In order to test the functionality of this option, I tried deleting some files then mounting the file system to check that they are actually deleted. Moreover, in order to test the file deletion in Ext for files that used up more than one block, I used a file with lots of long-named-files which resulted in the inode needing 3 blocks to store this data. Then I tried deleting those file to make sure the algorithm worked correctly.

Observed problems

phase 1:
the main problem I faced with this phase is to find the attributes that I had to read. It was a very tedious task but I managed to find the offsets at the end.

phase 2:
the main problem I had in this phase is not considering directories. Which resulted in the program finding directories as if they were normal files.

phase 3:
In this phase I had a problem finding the directory given a specific offset in both Ext and FAT, as I had to do some calculations in order to locate the entry I need to check. I fixed this by looking more in the documentation of both file systems as it had the calculations that I needed to carry out in order to locate the specific entry.

phase 4:
In this phase I was able to find some issues that the solutions of the previous phases didn't account for. For example, in FAT I realised that I was not skipping the entries that started with 0x5E. Moreover, in Ext2 I was only checking files in the first block and disregarding the other blocks as I was not offsetting correctly.

temporal estimation

image time consumed in the practice

the first phase took me the longest out of all of them, but that is because it involved the designing of the classes and the initial set up of the project. After everything was set up I solving the phases didn't take much time. Moreover, phase 2 was the most challenging even if it wasn't the most time consuming. This is because I had to spend some time understanding how each of the file systems worked, and thus how I should approach the search process in each.

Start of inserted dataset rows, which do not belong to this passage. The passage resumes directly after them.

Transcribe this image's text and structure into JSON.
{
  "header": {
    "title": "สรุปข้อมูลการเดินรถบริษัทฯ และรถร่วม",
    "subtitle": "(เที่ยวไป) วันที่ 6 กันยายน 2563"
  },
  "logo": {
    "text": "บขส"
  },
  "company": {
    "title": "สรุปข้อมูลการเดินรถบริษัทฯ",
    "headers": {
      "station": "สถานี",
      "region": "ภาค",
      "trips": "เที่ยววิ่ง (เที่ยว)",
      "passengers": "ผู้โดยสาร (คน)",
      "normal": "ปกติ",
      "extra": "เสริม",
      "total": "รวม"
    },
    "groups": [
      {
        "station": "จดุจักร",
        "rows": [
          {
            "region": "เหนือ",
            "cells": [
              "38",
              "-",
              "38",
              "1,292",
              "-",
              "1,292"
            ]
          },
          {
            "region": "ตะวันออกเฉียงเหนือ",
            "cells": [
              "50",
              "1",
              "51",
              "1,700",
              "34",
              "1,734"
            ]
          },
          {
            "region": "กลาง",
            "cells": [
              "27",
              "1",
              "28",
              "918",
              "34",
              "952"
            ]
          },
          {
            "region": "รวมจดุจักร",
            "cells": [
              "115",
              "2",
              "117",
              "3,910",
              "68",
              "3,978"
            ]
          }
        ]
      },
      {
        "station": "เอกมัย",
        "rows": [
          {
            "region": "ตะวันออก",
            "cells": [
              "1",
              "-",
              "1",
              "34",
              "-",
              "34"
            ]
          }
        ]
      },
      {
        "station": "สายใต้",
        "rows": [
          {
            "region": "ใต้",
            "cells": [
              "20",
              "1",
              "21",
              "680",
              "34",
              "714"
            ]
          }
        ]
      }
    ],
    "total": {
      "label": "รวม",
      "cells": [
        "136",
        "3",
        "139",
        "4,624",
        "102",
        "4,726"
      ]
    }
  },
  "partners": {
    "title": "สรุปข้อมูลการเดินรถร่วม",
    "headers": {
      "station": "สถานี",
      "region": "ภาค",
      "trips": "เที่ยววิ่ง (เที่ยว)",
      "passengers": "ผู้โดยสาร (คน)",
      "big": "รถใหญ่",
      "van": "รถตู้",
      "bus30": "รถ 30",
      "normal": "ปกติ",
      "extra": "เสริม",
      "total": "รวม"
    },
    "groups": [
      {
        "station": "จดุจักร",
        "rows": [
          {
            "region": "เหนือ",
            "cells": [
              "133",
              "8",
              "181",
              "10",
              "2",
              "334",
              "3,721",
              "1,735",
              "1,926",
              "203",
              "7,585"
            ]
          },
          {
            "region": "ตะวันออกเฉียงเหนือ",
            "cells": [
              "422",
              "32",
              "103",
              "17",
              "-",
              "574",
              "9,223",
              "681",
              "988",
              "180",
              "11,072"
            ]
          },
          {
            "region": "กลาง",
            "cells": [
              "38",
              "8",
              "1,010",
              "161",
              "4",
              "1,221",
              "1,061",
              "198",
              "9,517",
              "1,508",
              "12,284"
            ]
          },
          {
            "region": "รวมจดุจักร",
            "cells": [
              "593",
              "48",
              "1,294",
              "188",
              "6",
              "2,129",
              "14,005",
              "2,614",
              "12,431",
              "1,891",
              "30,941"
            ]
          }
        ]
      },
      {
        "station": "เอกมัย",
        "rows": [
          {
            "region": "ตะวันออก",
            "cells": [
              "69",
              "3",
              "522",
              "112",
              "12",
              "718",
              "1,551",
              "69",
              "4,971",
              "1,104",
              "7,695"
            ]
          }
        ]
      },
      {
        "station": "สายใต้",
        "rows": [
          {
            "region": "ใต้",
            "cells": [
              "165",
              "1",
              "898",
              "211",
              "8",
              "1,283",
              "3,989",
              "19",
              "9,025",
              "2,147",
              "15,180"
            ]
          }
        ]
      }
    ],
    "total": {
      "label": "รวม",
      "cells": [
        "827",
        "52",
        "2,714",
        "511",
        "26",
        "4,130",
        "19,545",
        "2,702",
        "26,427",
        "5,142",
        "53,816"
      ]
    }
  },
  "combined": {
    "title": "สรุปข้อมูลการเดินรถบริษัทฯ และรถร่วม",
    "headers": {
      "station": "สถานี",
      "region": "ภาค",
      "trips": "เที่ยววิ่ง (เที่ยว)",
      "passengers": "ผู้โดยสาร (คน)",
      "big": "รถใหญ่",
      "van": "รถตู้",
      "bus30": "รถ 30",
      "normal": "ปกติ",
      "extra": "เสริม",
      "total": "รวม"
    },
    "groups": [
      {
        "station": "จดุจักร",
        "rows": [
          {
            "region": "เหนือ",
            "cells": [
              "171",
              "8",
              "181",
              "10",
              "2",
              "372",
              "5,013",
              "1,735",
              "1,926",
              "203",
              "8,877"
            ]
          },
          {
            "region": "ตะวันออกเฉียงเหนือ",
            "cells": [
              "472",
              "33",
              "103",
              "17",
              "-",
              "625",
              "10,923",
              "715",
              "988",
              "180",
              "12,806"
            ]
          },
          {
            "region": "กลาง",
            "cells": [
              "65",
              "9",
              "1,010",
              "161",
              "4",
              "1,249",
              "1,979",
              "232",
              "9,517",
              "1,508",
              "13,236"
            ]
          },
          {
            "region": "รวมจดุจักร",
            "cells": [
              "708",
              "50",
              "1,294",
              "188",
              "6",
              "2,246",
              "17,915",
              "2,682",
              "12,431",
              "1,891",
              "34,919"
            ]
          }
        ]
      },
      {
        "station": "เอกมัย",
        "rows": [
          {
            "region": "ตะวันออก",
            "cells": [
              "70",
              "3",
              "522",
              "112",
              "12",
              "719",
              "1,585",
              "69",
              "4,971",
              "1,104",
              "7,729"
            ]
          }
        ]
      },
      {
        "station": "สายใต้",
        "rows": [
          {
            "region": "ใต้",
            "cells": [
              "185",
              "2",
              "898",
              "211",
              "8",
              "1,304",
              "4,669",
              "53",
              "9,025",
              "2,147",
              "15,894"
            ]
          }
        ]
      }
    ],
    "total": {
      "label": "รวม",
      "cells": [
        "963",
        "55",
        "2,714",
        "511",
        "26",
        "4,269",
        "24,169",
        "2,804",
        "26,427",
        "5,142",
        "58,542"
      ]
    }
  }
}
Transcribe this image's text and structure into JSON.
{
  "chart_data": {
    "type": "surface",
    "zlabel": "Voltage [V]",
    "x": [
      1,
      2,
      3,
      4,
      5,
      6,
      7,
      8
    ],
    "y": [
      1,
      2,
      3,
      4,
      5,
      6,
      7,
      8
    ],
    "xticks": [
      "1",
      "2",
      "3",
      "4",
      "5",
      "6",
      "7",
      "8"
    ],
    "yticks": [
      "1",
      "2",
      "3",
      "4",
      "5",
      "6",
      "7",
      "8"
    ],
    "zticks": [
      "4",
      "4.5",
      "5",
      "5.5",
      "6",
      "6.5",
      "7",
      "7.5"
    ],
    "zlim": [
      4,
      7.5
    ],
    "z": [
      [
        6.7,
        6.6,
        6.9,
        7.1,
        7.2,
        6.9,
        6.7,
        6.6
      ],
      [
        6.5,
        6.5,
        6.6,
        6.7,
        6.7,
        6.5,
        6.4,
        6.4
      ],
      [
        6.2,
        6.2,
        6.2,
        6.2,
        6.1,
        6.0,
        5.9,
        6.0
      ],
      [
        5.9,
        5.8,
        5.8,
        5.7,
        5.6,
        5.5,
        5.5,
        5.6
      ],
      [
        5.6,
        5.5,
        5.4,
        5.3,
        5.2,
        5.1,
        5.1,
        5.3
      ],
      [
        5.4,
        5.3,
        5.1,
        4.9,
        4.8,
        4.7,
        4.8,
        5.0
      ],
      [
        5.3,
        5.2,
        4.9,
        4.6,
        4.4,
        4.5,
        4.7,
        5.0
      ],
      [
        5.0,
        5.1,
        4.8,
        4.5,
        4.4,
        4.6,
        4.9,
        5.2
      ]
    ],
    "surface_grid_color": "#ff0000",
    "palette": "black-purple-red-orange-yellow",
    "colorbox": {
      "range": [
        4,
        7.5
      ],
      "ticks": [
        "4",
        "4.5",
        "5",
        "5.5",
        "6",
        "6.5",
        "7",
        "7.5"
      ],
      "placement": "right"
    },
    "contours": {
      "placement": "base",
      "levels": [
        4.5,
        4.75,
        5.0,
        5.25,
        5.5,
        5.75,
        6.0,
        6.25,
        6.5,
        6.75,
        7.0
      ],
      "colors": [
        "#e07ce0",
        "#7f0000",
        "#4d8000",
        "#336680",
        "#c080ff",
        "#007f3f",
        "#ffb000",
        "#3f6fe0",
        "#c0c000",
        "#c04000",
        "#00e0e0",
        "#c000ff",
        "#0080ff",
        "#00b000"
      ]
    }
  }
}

Explanation and assessment of GIT

I divided the git into 3 main branches: Main, FAT, and Ext. The FAT and Ext branches held the currently in development files for each practice. once I was done with each I created a pull request to update the main branch. Moreover, for each phase I created a branch to hold the final files of that specific phase.

Conclusions

This project was really interesting and fun. The technical aspect of the project was not very challenging, however, understanding how each file system works was the interesting part. I got to see and understand the differences between the file systems which made me realize the pros and cons of each of them.

Analyzing the use case of each file system and the drawbacks of each was interesting, as I got to see why some operating systems made the decisions that they have made in selecting one file system over the other. I, also, got to practice and work a little more with git which was interesting as I didn't use to work with multiple branches before.

It is unlikely that I would have to develop this in another project in the future. Nevertheless, I think that it is very important that I have learned this, as I now have a much deeper understanding of file systems and how the computer low level functionalities work. Moreover, even if I don't have to work with a FAT or EXT file systems, the structure of those file systems could be integrated into future projects.

Overall, the practice was a very good learning experience.